MuyaoXi9271 commented 2 years ago

Hi Johannes,

I am quite sure there is no variable filteredMs2Spectra_NEG in my environment. I actually run

BPPARAM_capped <- switch(Sys.info()["sysname"], Windows = SnowParam(max(1, min(4, detectCores()-1)), progressbar = TRUE), MulticoreParam( max(1, min(4, detectCores()-1)), progressbar = TRUE) ) and xcms_p_NEG_g_r_g_fill <- fillChromPeaks(xcms_p_NEG_g_r_g, params$FillChromPeaksParam, BPPARAM = BPPARAM_capped) to get the gap filled MSpectra. And then run filteredMs2Spectra_NEG <- featureSpectra(xcms_p_NEG_g_r_g_fill, return.type = "MSpectra") directly.

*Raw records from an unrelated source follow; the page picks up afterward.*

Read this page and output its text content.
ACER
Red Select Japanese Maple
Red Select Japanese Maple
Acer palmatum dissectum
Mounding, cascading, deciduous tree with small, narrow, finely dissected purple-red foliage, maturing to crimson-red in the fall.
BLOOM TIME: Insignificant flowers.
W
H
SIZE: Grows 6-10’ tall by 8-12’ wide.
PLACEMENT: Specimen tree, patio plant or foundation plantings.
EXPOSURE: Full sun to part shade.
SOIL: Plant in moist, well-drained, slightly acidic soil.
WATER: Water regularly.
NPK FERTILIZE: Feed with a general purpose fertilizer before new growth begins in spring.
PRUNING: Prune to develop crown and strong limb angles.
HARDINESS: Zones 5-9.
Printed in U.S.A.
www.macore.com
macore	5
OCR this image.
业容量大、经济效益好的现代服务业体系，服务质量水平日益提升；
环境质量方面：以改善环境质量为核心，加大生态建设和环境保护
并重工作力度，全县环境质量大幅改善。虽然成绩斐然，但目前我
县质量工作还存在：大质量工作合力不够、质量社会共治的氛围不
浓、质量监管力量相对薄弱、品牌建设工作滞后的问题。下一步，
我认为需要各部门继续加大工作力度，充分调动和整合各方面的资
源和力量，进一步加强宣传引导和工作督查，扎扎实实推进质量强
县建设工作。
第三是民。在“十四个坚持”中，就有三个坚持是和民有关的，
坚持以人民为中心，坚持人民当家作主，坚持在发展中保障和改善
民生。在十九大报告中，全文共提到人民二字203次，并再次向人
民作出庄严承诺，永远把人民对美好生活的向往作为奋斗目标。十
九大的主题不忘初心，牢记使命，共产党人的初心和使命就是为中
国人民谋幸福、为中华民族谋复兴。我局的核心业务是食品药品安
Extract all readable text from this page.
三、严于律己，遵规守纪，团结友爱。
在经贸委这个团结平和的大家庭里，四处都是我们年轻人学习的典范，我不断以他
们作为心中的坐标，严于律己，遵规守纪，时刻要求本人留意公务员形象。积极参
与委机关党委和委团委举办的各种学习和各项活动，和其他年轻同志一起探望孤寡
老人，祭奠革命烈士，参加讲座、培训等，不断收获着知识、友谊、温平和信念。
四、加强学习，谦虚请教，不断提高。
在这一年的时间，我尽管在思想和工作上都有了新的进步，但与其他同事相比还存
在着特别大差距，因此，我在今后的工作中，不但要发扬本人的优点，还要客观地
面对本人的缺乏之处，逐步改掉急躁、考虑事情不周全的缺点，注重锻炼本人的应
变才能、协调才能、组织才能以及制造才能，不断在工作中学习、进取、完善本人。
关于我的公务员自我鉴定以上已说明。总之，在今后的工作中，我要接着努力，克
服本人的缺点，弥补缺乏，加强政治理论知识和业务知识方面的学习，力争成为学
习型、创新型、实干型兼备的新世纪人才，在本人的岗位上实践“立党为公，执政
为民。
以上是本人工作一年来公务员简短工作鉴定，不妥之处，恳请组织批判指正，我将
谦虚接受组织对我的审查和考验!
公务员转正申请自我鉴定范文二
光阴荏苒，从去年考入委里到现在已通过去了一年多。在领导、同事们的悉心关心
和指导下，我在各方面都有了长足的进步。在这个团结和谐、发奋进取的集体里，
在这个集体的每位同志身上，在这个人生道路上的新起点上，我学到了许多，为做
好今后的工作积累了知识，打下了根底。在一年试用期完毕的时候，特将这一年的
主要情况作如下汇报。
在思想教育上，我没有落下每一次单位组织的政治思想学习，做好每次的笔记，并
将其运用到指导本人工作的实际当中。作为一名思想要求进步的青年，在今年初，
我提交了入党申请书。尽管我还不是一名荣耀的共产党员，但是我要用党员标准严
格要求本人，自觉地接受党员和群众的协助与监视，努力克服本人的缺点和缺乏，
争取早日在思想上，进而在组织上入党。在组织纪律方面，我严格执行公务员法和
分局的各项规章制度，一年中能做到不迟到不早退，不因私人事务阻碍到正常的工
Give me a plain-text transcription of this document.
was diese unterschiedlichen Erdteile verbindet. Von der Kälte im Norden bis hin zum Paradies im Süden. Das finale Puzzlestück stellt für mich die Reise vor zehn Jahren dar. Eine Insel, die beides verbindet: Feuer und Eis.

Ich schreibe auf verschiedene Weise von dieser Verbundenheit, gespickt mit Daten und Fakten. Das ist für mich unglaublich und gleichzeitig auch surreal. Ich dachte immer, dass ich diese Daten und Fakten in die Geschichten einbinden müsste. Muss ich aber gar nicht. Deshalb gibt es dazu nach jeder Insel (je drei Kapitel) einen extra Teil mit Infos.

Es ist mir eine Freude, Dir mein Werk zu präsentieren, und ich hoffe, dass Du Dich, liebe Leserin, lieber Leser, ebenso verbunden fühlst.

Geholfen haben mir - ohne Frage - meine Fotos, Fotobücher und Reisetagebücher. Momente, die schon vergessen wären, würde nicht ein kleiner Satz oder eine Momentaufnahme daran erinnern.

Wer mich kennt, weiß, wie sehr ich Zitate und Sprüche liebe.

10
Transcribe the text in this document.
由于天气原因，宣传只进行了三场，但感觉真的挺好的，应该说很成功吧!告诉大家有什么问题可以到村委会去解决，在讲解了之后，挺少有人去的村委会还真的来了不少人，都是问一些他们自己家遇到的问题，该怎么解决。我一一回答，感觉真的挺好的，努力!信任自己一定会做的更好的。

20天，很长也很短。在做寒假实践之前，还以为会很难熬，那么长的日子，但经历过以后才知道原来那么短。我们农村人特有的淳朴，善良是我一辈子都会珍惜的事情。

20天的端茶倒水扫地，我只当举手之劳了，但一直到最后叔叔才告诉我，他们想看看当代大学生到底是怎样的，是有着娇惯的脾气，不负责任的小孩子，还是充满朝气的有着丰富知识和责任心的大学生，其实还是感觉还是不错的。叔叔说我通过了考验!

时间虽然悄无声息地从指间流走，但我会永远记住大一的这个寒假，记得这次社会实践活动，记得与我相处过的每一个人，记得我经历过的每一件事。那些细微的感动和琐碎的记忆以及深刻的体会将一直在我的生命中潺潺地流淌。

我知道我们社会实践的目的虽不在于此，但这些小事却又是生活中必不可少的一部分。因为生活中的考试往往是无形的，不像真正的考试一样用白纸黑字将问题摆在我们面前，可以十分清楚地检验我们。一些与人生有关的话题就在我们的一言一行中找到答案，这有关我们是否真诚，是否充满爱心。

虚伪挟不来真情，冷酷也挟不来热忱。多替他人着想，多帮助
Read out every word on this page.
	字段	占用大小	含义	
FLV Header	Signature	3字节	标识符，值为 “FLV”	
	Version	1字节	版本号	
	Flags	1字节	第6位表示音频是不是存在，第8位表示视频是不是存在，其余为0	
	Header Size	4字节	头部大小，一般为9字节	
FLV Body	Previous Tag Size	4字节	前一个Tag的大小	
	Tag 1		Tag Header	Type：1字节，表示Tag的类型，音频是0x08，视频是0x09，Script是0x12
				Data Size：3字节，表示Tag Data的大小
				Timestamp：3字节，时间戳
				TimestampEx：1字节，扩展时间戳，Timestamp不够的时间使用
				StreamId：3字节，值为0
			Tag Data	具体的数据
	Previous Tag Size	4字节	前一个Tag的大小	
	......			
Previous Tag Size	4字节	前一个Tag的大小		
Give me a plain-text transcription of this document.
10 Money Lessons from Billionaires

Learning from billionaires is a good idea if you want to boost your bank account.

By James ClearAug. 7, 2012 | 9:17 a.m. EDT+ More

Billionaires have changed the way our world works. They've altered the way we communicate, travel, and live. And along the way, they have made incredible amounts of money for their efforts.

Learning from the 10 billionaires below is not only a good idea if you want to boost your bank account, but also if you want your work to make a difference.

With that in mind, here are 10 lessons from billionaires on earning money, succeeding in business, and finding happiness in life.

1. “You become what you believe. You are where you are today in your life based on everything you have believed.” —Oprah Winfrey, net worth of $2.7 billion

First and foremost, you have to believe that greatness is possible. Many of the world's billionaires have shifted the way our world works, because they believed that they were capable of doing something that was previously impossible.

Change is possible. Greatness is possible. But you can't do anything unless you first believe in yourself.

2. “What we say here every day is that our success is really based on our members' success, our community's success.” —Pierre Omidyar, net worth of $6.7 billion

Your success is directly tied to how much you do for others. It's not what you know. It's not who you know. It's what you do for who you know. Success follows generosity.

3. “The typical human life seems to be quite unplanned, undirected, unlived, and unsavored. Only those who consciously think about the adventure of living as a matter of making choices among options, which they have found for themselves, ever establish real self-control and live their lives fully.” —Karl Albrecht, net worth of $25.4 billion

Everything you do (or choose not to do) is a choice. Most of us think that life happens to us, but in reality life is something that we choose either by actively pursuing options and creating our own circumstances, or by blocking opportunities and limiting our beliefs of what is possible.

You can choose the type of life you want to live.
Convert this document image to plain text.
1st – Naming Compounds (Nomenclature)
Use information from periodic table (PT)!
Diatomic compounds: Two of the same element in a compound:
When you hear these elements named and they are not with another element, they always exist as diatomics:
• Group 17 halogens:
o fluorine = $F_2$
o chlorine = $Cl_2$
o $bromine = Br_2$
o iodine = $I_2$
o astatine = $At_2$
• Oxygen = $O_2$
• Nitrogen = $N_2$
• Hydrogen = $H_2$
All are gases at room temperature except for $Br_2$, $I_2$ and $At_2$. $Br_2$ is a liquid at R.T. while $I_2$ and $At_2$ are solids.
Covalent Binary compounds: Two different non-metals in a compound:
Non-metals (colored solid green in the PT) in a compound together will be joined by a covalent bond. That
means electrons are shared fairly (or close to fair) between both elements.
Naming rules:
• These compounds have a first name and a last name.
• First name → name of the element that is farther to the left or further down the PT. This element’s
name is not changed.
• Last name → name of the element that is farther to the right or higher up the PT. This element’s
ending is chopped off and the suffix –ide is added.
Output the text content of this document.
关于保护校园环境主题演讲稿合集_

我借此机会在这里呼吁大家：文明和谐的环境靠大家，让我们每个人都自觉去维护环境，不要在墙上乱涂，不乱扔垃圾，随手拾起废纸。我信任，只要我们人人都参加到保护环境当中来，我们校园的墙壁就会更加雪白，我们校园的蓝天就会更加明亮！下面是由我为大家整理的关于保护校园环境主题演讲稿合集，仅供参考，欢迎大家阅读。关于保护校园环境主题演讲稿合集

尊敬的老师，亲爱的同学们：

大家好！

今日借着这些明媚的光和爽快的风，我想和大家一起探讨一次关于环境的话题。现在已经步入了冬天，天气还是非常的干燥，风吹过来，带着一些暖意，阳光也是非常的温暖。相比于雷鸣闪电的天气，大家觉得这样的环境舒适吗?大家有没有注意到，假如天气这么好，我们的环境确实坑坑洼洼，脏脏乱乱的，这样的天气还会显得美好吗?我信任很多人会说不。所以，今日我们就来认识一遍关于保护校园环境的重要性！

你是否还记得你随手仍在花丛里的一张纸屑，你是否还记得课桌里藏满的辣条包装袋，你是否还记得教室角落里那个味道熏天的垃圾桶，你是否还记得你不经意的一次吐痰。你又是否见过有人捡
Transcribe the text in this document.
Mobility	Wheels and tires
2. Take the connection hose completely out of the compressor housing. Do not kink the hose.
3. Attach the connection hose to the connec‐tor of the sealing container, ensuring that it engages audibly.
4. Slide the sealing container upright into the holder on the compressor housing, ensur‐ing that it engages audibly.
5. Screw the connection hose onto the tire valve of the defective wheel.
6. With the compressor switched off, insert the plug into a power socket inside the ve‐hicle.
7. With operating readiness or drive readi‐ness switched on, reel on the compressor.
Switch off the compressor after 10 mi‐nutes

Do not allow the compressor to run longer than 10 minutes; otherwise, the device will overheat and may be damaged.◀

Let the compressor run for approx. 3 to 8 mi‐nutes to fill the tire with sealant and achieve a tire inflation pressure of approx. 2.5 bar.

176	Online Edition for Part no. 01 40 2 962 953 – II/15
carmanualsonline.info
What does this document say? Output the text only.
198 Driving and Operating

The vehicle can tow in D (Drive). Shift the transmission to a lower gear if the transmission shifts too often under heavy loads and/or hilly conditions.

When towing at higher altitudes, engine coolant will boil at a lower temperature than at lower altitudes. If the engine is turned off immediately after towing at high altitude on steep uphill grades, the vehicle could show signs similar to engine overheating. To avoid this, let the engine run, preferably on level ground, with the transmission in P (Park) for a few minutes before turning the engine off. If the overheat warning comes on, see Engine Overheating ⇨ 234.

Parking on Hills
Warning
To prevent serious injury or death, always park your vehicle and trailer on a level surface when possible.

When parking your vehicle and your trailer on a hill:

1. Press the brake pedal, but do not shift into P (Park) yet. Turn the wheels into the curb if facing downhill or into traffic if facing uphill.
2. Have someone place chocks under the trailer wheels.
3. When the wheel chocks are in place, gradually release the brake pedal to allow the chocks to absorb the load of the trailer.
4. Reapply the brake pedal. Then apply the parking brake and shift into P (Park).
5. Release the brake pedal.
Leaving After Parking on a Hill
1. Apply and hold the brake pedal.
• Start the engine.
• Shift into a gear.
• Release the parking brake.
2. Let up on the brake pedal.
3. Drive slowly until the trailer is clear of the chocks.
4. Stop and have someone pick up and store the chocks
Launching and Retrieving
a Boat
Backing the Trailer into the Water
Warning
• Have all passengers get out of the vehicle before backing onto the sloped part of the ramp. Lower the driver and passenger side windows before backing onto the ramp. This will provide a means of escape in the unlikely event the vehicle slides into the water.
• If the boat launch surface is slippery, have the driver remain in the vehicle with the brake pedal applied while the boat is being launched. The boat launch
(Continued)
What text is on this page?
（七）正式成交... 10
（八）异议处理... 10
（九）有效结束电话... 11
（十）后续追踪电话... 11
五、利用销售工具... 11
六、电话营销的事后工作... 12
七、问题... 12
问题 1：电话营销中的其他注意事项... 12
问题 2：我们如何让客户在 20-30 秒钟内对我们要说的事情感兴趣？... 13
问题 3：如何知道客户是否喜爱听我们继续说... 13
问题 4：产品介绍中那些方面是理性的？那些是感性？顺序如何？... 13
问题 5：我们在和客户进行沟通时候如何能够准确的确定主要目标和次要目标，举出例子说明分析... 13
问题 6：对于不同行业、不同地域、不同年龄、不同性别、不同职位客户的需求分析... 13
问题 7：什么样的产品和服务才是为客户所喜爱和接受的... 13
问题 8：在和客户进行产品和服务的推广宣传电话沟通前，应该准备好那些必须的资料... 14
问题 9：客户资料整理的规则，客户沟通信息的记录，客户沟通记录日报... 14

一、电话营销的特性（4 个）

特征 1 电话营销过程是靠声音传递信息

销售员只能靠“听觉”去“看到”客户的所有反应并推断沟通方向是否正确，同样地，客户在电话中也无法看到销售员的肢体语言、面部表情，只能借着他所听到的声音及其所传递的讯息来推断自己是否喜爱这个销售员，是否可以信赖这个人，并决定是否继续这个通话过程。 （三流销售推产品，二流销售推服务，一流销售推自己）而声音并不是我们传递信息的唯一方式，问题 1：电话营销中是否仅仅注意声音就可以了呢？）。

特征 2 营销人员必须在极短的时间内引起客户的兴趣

So the problem is from the step of gap-filling?

Bests, Muyao

jorainer commented 2 years ago

Hm, also for the gap-filling, I can not explain why that should be any different if run in parallel or serial processing mode. Note that gap filling will not have an influence on the returned MSpectra. Gap filling will only fill missing values in the quantified feature intensity matrix, but will not affect MS1 or MS2 spectra data.